One of the biggest tech trends that Acree’s adult customers are demanding is parental control. And their teens are getting more and more sophisticated at ditching them, she thinks. “Parents are looking for ways to manage when their children access the Internet and control what they watch.” Working with a company that understands housing networks helps, she says. “With a full home automation system, it’s much harder for kids to work.”
Setting up these systems involves creating user profiles for each family member with different levels of control, timing, and access. How much time a teenager can spend surfing or playing games is predetermined and automated by parents.
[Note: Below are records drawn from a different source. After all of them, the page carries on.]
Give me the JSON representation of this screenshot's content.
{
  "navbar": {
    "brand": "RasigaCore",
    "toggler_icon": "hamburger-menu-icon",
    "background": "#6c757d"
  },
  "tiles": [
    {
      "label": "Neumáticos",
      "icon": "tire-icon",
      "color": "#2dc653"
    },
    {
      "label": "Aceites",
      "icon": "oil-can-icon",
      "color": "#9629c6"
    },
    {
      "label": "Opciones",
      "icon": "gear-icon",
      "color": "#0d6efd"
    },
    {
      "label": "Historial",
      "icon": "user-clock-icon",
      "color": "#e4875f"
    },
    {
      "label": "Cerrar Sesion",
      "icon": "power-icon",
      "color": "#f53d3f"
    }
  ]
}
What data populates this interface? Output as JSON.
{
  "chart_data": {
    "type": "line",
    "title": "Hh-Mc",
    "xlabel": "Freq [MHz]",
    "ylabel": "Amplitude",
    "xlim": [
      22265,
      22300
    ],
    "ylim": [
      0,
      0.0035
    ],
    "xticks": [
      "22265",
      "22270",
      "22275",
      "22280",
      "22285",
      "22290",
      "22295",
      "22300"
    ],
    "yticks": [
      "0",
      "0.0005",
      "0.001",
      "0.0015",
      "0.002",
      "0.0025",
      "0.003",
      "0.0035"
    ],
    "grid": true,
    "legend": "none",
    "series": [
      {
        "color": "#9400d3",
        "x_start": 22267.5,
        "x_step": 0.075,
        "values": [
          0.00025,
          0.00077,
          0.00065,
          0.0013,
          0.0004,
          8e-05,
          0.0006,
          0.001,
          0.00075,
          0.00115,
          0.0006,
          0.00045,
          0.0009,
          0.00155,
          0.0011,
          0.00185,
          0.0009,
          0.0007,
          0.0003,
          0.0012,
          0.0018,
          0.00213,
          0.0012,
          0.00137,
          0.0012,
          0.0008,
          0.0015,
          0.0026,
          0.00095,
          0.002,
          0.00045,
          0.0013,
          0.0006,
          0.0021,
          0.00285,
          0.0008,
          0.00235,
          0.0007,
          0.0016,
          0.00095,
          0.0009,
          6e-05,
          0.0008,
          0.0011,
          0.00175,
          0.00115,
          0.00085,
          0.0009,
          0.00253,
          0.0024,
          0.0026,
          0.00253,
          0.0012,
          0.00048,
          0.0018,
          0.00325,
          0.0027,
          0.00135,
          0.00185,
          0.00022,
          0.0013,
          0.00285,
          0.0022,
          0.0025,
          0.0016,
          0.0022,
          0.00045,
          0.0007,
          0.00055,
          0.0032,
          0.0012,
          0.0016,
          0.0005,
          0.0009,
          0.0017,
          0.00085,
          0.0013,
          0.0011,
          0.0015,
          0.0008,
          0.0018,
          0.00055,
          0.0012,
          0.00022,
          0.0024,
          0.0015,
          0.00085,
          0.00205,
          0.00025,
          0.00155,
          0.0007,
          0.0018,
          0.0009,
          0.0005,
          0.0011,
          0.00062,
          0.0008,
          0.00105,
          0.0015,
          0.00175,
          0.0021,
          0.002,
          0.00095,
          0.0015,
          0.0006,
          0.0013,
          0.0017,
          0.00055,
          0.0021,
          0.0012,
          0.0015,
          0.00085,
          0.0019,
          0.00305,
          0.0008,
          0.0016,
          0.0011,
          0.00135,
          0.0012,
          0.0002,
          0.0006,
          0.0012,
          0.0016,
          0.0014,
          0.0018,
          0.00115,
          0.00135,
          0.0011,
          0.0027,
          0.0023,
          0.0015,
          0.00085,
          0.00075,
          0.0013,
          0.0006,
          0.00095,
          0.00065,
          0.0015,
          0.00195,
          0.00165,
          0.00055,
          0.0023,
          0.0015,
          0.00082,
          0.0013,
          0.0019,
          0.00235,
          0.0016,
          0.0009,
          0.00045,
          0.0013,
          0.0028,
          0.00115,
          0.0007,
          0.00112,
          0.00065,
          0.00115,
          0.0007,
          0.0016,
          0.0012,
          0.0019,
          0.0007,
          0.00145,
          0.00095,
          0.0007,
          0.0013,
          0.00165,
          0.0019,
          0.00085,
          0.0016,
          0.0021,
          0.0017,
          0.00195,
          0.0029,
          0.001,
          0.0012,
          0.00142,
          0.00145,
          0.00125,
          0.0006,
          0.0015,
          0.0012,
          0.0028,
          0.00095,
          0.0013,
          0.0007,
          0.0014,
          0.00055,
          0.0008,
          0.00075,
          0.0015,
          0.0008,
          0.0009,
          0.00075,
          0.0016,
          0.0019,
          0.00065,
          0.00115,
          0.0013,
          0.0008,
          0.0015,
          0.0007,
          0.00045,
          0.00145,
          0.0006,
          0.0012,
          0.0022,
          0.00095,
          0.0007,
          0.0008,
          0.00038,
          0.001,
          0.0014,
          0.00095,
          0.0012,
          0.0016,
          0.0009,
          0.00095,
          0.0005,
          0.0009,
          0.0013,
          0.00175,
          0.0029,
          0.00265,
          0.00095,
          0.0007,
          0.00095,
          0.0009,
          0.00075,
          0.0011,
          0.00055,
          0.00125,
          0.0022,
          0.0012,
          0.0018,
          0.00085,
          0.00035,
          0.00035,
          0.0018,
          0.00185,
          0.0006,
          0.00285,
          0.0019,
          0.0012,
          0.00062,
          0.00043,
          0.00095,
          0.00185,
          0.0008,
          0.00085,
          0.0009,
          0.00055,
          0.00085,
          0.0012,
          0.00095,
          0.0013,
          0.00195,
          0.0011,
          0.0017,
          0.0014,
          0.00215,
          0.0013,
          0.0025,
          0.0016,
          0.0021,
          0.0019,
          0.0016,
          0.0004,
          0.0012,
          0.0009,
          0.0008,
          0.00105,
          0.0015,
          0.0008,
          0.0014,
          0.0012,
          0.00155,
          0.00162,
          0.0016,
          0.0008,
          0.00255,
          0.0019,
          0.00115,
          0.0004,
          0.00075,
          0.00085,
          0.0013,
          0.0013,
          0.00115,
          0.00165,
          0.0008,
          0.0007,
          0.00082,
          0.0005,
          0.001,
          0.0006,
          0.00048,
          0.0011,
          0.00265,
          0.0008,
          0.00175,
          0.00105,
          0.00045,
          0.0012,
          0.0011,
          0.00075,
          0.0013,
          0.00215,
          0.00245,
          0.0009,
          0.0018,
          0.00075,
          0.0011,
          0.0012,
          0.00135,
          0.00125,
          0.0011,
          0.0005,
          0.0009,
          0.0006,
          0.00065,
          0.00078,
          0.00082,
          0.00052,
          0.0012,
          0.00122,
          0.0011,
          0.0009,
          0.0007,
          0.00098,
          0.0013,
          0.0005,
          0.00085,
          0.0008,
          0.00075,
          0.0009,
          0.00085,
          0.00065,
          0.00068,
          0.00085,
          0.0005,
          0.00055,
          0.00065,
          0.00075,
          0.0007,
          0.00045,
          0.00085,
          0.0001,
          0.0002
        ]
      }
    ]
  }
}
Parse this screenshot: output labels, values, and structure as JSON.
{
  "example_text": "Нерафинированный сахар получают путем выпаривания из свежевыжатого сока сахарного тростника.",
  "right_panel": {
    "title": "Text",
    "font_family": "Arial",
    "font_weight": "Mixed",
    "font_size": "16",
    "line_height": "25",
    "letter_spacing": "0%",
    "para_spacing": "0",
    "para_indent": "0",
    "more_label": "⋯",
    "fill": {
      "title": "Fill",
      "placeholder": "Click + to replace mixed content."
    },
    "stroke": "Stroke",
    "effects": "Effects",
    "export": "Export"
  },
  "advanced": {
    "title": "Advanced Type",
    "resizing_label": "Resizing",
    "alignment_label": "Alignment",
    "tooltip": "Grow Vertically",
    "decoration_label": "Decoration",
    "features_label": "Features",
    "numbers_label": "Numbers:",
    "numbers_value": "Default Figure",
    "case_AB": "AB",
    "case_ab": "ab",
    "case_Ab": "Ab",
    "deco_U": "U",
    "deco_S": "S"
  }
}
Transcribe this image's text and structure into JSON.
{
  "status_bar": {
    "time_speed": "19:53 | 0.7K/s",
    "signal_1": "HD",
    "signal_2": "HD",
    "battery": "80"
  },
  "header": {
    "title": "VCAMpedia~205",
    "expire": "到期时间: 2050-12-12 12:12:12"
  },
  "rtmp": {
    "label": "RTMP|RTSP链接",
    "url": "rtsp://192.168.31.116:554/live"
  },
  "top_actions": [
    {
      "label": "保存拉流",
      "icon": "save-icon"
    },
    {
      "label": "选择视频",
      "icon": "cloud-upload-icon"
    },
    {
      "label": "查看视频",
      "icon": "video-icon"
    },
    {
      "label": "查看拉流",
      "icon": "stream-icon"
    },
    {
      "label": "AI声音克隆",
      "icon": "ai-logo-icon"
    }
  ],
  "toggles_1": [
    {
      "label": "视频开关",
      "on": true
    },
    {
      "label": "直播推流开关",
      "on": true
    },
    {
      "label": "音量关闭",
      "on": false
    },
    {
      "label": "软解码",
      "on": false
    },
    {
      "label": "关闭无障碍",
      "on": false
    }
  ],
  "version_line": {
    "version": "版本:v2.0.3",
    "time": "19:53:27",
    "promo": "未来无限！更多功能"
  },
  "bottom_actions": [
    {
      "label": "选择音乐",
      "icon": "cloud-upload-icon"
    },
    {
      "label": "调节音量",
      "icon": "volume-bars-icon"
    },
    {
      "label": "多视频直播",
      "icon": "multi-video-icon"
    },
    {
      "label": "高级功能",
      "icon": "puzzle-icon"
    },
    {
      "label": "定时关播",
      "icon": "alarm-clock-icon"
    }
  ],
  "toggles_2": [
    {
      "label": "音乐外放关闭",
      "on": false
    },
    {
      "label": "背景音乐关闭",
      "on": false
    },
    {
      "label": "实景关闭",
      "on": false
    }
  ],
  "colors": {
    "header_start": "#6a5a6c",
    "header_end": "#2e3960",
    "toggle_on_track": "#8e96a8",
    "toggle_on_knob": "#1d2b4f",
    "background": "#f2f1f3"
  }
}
Acree says they don’t have to actively think about it. “Another piece of parental controls is the ability to monitor cyberbullying,” the integrator adds. “Parents are alerted when there are issues with text, social media, and more,” she explains. It sees a strong parental trend using technology to protect against teens spending excessive time on their devices while also guarding against less-desirable internet interactions. Their aim is to encourage them to spend time outside and with their families.
Technology for Special Needs
“Designing spaces for teens and children with special needs is very close to home for me,” Acree says. “My 15-year-old son has autism and I’m constantly thinking about how technology can make it easier for him to communicate, walk through the house, and stay safe. One of the biggest game-changing factors in all of our projects for anyone with special needs, whether it’s an intercom, camera and speaker system, is everywhere in the house. It is to enable two-way communication on site.” This facilitates dialogue between household members and access to the home for helpers and visitors.An easy-to-use interface with the home technology system can facilitate this, he notes.
“We just finished a project for a family with a daughter. [who] He cannot speak and communicates primarily through sign language. Bringing two-way communication into their homes has given these parents a great deal of peace of mind,” she shares. “They can bring their home camera on any TV or mobile device to control it and communicate with it.”
Security systems with app-based notifications, lighting and shading controls are also popular features. The integrator says these can be particularly useful for customers who are not standing or have other special needs for seeing who is at the door, getting them in, opening and closing the window coverings, and operating the TV or thermostat.
“The goal is to create feel-good spaces that inspire joy, attention, and productivity,” says learning designer Aronian. “Nothing is static; We yawn constantly as teenagers grow and change. Home environments affect the health of your teens and make a significant difference to their health and future success,” he concludes.